PART B (weighting 70%)
Whilst there will be duplication of the initial stages of the analysis, it is expected that there will now be more rigour applied to the analysis in view of the availability of the feedback from Part A. This part also involves the analysis of a new data set.
STEP 1 (5 %)
Decide on the model to be analysed
- choice of variables and whether lags are to be included
- ‘a priori’ signs of the parameters i.e. anticipated sign of the slope coefficients or betas
- mathematical form of the relationship
- availability of suitable data
- transformation/scaling of the data
STEP 2 (10%)
Check the integrity of the data
- detection of outliers
- detection of influential observations or points of leverage
- tests for stability of the coefficients e.g. structural break
- take corrective action if necessary
Use plots of standardised residuals against the explanatory variables, plots of HI, COOKD, DFITS etc. Plots of standardised residuals/residuals can also indicate a problem with the structure e.g. non-linear relationship, structural breaks. Normality test of residuals can also be useful for detecting problems either in the data or with the choice of variables.
STEP 3 (25 %)
Full interpretation of regression results
- correct sign of the coefficients
- high R squared adjusted for multiple regression
- significant F ratio (model fits the data)
- significant t ratios for the coefficients (model contains relevant explanatory
variables)
- low error sum of squares
- Durbin-Watson near 2
- normality test not rejected
- evidence of influential observations
- evidence of non-linearity
- construction of confidence intervals for the coefficients where applicable
- stability of coefficients (Chow test)
- forecasting (possible use of PRED)
- confidence and prediction intervals for forecasts
- could consider use of hold-out sample if there is enough data in order to test the forecasting accuracy of the model (might be left to last if revision of model takes place)
STEP 4 (50 %)
Check that the regression assumptions have been met
- normality of residuals (Anderson-Darling etc, Jarque-Berra test, plus others)
- Multicollinearity (Correlation, VIF, high R square and low t-ratios, auxiliary
regression)
- Heteroscedasticity (plot of residuals against explanatory variables, White’s test,
Breusch-Pagan test, Park Test, Goldfield-Quandt Test etc)

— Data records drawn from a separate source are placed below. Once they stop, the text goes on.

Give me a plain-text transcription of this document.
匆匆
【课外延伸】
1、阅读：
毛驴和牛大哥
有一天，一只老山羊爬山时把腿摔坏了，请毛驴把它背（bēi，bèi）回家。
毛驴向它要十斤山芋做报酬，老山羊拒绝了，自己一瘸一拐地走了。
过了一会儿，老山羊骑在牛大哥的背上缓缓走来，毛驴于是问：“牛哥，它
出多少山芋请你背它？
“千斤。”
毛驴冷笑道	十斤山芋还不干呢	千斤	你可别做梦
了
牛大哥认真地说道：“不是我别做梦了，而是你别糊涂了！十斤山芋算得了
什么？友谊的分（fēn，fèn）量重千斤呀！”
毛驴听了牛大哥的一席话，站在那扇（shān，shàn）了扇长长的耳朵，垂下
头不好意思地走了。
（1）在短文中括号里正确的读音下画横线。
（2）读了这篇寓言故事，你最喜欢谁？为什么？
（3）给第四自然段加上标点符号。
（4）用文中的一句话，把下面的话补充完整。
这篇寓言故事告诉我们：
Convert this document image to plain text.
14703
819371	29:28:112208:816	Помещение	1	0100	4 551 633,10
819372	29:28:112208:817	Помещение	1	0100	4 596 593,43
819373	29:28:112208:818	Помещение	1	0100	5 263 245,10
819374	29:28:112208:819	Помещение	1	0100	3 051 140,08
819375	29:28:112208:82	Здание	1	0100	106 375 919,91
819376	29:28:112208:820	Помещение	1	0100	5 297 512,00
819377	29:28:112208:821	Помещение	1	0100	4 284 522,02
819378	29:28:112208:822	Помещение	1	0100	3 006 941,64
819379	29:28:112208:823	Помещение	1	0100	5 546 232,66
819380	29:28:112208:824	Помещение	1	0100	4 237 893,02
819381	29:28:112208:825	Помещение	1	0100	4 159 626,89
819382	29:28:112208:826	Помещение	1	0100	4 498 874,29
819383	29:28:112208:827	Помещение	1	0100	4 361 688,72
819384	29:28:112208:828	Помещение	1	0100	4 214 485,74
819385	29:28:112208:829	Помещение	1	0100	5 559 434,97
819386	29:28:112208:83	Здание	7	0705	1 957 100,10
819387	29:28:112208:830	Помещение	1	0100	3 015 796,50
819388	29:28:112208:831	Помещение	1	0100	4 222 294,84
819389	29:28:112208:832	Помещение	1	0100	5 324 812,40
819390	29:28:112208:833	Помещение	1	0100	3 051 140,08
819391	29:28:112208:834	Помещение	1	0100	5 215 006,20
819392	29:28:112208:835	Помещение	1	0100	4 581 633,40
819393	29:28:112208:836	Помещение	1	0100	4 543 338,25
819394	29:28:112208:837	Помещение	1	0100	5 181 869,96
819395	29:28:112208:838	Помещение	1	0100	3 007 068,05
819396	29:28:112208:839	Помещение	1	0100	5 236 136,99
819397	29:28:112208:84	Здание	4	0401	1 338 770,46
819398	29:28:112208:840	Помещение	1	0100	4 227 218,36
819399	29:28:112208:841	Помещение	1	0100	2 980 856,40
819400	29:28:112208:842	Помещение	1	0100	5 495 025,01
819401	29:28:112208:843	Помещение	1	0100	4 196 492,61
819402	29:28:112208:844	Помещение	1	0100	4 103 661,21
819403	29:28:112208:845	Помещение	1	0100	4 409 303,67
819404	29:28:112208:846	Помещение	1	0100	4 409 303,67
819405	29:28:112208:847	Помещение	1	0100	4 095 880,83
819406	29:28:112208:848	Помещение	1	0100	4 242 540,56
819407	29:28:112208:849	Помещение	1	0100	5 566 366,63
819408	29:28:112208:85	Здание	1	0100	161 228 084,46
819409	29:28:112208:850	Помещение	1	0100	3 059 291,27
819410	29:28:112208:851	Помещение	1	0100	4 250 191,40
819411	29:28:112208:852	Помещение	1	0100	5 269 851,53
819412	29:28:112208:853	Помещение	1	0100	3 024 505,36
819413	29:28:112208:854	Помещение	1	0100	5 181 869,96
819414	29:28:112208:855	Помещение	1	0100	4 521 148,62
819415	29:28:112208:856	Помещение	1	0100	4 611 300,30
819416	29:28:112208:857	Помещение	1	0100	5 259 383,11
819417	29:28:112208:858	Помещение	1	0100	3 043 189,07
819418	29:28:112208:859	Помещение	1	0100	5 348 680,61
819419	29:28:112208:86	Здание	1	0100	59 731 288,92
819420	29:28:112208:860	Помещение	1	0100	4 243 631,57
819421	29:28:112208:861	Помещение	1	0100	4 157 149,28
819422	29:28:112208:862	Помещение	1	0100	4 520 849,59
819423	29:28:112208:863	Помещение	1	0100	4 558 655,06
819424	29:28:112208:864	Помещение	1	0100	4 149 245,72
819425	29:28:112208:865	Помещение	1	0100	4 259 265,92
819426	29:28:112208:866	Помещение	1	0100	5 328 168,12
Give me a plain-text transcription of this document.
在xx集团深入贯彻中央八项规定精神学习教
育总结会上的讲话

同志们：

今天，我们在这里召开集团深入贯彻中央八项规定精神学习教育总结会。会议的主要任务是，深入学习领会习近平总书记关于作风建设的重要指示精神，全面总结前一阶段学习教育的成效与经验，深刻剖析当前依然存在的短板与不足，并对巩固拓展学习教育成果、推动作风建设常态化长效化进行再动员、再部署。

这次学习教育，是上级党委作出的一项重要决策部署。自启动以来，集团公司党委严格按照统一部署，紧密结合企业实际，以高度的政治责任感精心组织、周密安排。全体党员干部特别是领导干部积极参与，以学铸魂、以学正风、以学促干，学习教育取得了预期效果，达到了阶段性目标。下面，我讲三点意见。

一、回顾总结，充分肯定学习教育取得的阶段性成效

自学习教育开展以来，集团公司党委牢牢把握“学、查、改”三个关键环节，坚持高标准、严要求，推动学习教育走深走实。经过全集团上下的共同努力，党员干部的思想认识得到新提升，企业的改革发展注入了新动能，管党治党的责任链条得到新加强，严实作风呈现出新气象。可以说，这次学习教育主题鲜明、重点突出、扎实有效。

- Autocorrelation (Time series plot of residuals, DW, Correlogram, Ljung-Box
Statistic, LM test etc)
-Ramsey test for model misspecification
- Revision of model in the light of the results, use of WALD Test and information criteria, re-testing of regression assumptions.
STEP 5 (10%)
A sensible conclusion and statement of findings together with any limitations etc of the analysis found.
There are also many other procedures and tests that can be undertaken in addition to the above. These are only meant as guidelines.
The marks allocated are only indicative as it is the overall approach which is important. So strengths in some areas may out way weaknesses or mistakes in others.